Julia: “E’ lì!! Sotto al tavolo!!!”

Io: “Dove???” e intanto confondo la tasca dei miei pantaloni neri con la bestia in questione e mi viene un colpo, poi capisco che è solo una tasca, appunto.

E ci ritroviamo tutti chini sotto al tavolo: io, Julia, Pepe, i clienti del tavolo accanto e i camerieri accorsi in forze. E la bestia è lì, appunto, rannicchiata accanto alla gamba del tavolo, ed è enorme (come un passero, appunto) e non si capisce cosa sia. Uno scarafaggio gigantesco e volante. Qualcosa di orribile. E io sento ancora il colpo sulla spalla e decido che la cosa non mi scuoterà, di qualunque bestia si tratti. “Nervi saldi!” è la consegna.

I camerieri la estraggono a calci da lì sotto e cercano di schiacciarla con la scarpa: niente da fare, non ci riescono. Ha una corazza seria, non la schiacci facilmente.

Finiscono col trascinarla a calcetti dall’altra parte della barca per schiacciarla con calma, e si sente: “Schiaccia più forte, saltaci su con decisione!”. Il “craac” finale ci viene misericordiosamente risparmiato dal fato, ma deve esserci stato. E noi torniamo alle nostre insalate, con Pepe che è totalmente zen, in queste cose (lui si svegliò coi topi addosso, una volta, ad Alessandria) e io che sono un modello di anglosassone distacco perché lo ho deciso e Julia che scruta con sospetto l’orizzonte, invece, caso mai ne arrivassero altri, e ripercorriamo la scena chiedendoci come cavolo abbia fatto, una roba del genere, a piombarmi addosso trascinata dal vento del Nilo. Ché ci sono 20 milioni di persone, in ‘sta città, dopotutto. Proprio addosso a me doveva finire?
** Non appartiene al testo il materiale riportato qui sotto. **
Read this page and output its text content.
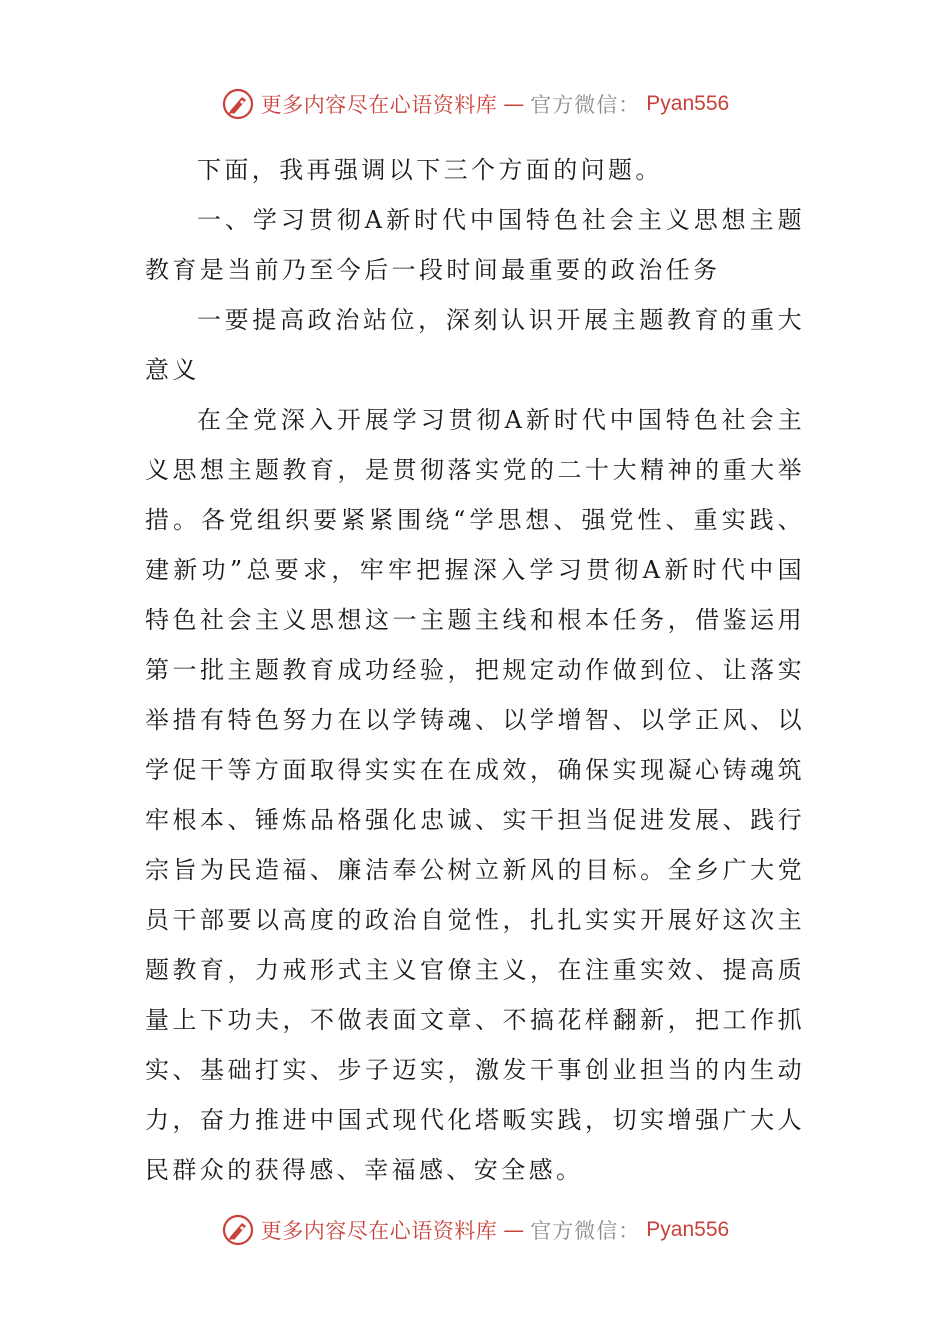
更多内容尽在心语资料库 — 官方微信： Pyan556

下面，我再强调以下三个方面的问题。

一、学习贯彻A新时代中国特色社会主义思想主题教育是当前乃至今后一段时间最重要的政治任务

一要提高政治站位，深刻认识开展主题教育的重大意义

在全党深入开展学习贯彻A新时代中国特色社会主义思想主题教育，是贯彻落实党的二十大精神的重大举措。各党组织要紧紧围绕“学思想、强党性、重实践、建新功”总要求，牢牢把握深入学习贯彻A新时代中国特色社会主义思想这一主题主线和根本任务，借鉴运用第一批主题教育成功经验，把规定动作做到位、让落实举措有特色努力在以学铸魂、以学增智、以学正风、以学促干等方面取得实实在在成效，确保实现凝心铸魂筑牢根本、锤炼品格强化忠诚、实干担当促进发展、践行宗旨为民造福、廉洁奉公树立新风的目标。全乡广大党员干部要以高度的政治自觉性，扎扎实实开展好这次主题教育，力戒形式主义官僚主义，在注重实效、提高质量上下功夫，不做表面文章、不搞花样翻新，把工作抓实、基础打实、步子迈实，激发干事创业担当的内生动力，奋力推进中国式现代化塔畈实践，切实增强广大人民群众的获得感、幸福感、安全感。

更多内容尽在心语资料库 — 官方微信： Pyan556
Anche se poi, pensandoci, se finiva nell’insalata era peggio.

E poi sono venuti i camerieri a esprimersi, pure loro, sul bizzarro caso, e ci confermano che l’analisi del cadavere non lascia dubbi e che era proprio uno scarafaggio, e vogliono essere sicuri che non venisse dall’interno della barca e noi confermiamo: veniva da fuori, lo abbiamo visto: portato dal vento a tutta velocità, non chiedetemi come. A meno che il vento non lo avesse spazzato via dal tetto del barcone per poi ricacciarlo dentro, addosso a me. Boh. E per un attimo immagino che vogliano congratularsi con me, i camerieri: devo essere la fiera vincitrice dell’impatto contro uno scarrafone dell’anno. E nessuno che io conosca l’aveva mai vista, finora, una bestia di questa entità al Cairo. Figurati in versione aereo da guerra che ti punta e ti colpisce in volo.

Le insalate erano buone, comunque. La birra, un po’ calda. E siamo tutti su Google, adesso, a cercare di capire quale tipo di scarrafone può mai essere una bestia grossa quanto un passero e capace di volare.

Ho fatto vedere a Julia delle foto di cervi volanti, ma lei dice di no: che il nostro era più brutto e più marrone.

Ed io continuo a sentire un certo formicolio alla spalla, nel punto in cui è avvenuto l’impatto. La maglietta, la lavo domani mattina presto.